Because it can grow very high (2 m), it needs a location sheltered from strong winds.


Full sun and a well drained soil. They do best in rich soils, but can take less rich soils. Needs a good watering over dry periods, once or twice per week. Add a general purpose fertilizer once or twice a growth season.

Keep away from dill or coriander when planting, as they may cross pollinate, reducing crop.


Green-fly. Grow garlic, chervil or yarrow nearby.

Gathering and harvesting

Harvest leaves at any time. Harvest flower heads after seeds have formed and the flower head has died. Extract seeds and dry them in a cool, dry location. Harvest bulbs when they reach tennis ball size or bigger. Pull every other one out as needed to allow those remaining to grow even bigger.

Do not pull out at signs of first frost.

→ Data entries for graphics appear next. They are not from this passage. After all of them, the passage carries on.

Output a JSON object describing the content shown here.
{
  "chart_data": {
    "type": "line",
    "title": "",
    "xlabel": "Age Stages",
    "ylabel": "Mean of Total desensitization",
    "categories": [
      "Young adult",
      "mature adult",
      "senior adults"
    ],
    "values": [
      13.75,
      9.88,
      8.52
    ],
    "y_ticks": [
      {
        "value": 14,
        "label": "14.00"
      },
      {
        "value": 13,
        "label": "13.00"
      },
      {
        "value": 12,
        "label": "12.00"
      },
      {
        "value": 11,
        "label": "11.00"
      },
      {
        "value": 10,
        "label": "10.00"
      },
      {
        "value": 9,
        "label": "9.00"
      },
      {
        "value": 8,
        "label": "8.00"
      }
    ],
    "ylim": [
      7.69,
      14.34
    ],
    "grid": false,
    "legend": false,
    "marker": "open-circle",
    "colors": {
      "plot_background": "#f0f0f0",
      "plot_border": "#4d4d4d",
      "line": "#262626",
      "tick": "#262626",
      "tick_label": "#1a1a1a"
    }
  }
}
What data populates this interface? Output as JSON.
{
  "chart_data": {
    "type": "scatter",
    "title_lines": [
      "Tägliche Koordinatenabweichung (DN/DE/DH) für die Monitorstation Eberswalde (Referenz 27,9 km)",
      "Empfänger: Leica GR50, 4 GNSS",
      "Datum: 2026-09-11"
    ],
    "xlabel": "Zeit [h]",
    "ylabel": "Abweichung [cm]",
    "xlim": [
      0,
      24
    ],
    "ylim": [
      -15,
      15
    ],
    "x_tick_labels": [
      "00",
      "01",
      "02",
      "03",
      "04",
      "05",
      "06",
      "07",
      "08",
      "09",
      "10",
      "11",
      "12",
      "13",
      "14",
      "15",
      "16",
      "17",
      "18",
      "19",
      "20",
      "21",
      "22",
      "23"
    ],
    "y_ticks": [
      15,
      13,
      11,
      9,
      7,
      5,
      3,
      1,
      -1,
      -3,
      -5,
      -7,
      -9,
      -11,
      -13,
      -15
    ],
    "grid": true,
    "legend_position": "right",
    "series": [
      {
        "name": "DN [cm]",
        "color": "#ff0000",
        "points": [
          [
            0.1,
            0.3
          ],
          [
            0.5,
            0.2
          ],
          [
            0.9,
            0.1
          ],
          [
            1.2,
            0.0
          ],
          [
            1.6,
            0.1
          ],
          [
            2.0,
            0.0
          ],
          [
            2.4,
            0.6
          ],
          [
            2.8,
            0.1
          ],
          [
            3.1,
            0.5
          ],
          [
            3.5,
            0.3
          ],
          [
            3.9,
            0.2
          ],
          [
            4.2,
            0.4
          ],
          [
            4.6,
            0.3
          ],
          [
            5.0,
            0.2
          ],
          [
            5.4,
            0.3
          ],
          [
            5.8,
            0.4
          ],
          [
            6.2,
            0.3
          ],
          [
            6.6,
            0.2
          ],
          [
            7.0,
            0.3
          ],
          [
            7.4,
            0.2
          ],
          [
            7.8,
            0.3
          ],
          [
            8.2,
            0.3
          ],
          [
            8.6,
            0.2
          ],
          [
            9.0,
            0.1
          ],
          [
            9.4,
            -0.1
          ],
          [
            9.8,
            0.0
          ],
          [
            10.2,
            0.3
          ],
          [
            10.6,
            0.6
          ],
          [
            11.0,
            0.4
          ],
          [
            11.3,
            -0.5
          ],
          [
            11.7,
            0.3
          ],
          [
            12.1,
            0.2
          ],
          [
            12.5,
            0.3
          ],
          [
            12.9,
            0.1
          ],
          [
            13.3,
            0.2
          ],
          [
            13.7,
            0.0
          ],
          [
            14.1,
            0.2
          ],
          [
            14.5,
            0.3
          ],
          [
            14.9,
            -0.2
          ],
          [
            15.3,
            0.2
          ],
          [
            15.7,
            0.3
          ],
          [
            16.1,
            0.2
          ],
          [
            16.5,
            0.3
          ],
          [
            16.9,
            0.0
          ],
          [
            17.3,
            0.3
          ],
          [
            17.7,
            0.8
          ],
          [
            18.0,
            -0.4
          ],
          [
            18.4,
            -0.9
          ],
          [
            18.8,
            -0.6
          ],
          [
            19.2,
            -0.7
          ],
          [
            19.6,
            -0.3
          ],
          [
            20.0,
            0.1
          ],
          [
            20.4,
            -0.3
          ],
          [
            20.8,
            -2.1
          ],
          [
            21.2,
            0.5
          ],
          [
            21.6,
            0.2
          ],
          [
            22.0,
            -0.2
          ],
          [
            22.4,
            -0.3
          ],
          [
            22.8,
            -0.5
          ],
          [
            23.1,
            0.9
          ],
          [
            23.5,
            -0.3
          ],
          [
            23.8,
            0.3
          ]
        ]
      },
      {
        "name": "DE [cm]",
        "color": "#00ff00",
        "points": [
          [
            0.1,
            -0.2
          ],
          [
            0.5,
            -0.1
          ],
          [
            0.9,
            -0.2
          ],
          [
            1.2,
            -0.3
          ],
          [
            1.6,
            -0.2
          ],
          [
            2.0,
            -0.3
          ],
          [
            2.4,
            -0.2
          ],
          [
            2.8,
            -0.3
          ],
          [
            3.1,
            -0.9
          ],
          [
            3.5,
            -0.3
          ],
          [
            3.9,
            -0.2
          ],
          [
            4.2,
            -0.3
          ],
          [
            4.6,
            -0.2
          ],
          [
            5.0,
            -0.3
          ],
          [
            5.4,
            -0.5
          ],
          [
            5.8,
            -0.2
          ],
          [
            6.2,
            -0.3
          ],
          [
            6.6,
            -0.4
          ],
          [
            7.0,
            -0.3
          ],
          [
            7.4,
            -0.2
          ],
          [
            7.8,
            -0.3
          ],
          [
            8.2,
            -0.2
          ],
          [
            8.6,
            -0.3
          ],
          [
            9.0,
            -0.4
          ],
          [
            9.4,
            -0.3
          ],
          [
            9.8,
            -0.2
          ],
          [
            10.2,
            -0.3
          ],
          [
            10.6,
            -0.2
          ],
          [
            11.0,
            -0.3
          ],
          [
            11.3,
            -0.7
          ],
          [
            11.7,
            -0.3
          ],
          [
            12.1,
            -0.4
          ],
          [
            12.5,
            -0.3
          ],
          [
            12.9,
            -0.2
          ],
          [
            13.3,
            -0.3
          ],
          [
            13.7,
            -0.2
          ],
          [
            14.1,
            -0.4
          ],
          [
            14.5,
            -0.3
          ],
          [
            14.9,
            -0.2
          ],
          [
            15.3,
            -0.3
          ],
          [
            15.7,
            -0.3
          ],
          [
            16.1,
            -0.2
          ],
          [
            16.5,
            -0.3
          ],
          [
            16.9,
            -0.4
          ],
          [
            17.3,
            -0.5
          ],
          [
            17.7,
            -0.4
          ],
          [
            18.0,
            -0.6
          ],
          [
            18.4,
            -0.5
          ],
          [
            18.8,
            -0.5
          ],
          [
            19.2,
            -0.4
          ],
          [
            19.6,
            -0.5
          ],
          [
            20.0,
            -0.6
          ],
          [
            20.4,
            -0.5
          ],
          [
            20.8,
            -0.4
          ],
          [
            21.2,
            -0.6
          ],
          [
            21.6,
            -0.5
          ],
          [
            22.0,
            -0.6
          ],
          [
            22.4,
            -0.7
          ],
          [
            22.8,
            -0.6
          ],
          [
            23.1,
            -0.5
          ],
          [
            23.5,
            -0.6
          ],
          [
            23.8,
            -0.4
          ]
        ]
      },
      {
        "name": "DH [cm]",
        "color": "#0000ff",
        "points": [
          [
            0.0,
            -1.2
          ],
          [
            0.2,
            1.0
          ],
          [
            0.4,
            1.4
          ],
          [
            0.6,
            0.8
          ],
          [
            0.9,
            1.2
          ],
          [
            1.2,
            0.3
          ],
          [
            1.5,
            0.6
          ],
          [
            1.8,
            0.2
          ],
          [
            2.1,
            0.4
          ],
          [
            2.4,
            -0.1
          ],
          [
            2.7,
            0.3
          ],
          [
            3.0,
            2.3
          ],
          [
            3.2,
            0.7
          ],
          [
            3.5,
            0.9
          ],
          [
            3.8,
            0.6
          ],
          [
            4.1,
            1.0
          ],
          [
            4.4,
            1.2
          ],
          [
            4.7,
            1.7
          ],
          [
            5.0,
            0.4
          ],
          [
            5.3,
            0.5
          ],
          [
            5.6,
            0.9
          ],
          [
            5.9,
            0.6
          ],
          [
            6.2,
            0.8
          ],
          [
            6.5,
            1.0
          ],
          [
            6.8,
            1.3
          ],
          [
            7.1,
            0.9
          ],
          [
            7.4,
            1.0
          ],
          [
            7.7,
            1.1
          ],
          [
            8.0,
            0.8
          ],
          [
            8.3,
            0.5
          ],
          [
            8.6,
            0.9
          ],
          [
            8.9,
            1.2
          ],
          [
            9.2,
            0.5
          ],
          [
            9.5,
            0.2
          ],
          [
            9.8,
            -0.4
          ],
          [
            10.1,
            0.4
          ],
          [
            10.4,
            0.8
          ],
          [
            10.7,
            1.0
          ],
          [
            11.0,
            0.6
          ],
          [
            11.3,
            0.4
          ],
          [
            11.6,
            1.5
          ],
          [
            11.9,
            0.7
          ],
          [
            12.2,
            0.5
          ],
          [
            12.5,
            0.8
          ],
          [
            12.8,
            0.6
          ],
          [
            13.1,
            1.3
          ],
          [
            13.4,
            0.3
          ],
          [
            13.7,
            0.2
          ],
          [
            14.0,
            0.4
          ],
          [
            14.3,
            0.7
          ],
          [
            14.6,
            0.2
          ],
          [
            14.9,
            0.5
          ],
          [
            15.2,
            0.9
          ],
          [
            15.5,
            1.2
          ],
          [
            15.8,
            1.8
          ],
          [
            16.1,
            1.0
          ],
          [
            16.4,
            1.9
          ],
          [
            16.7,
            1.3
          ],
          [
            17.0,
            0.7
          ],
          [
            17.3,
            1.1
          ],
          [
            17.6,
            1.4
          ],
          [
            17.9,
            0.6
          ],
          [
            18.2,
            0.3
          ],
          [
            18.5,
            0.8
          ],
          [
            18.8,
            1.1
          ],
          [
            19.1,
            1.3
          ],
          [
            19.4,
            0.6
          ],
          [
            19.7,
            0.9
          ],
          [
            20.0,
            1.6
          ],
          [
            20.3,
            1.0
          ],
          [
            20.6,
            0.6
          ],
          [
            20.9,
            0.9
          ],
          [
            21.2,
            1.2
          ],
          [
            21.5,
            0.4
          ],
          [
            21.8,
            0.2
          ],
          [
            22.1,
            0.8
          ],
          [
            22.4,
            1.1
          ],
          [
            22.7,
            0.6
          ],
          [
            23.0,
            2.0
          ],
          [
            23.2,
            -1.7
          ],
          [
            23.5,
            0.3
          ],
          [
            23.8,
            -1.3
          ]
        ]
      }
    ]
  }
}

They can take it.


The ancient Chinese believed it could cure snake bites. Maybe best to go to hospital nowadays. Quickly now. Chop, chop!

Pliny the Elder used it in twenty two remedies. He even thought it sharpened sight. And in good galdr group mind tradition, many European herbalists believed it too.

In medieval times fennel was used together with St Johns Wort to keep away witchcraft and other evil thiiiiiiiings.

Fennel seed tea or liquid ~ 10 gr. to 150 cm3 water ~ can help prevent the common cold.

It is a carminative (expels gasses) ~ cook 1 tablespoon in a cup of milk for 5-10 mins, and drink warm ~ to stimulate the intestinal system (tastes horribly). Can be combined with a warm compress ~ half water half vinegar. It is available in powder form for the latter.

Gurgling with fennel seed liquid is also used.

It may not ward off witches, but it can certainly be used as insect repellant.

Recipes containing fennel

The bulbs and stalks can be eaten raw like celery.

The seeds along with marjoram, thyme, summer savory, basil, rosemary, and lavender make up the famous mix of herbs known as Herbs de Provence.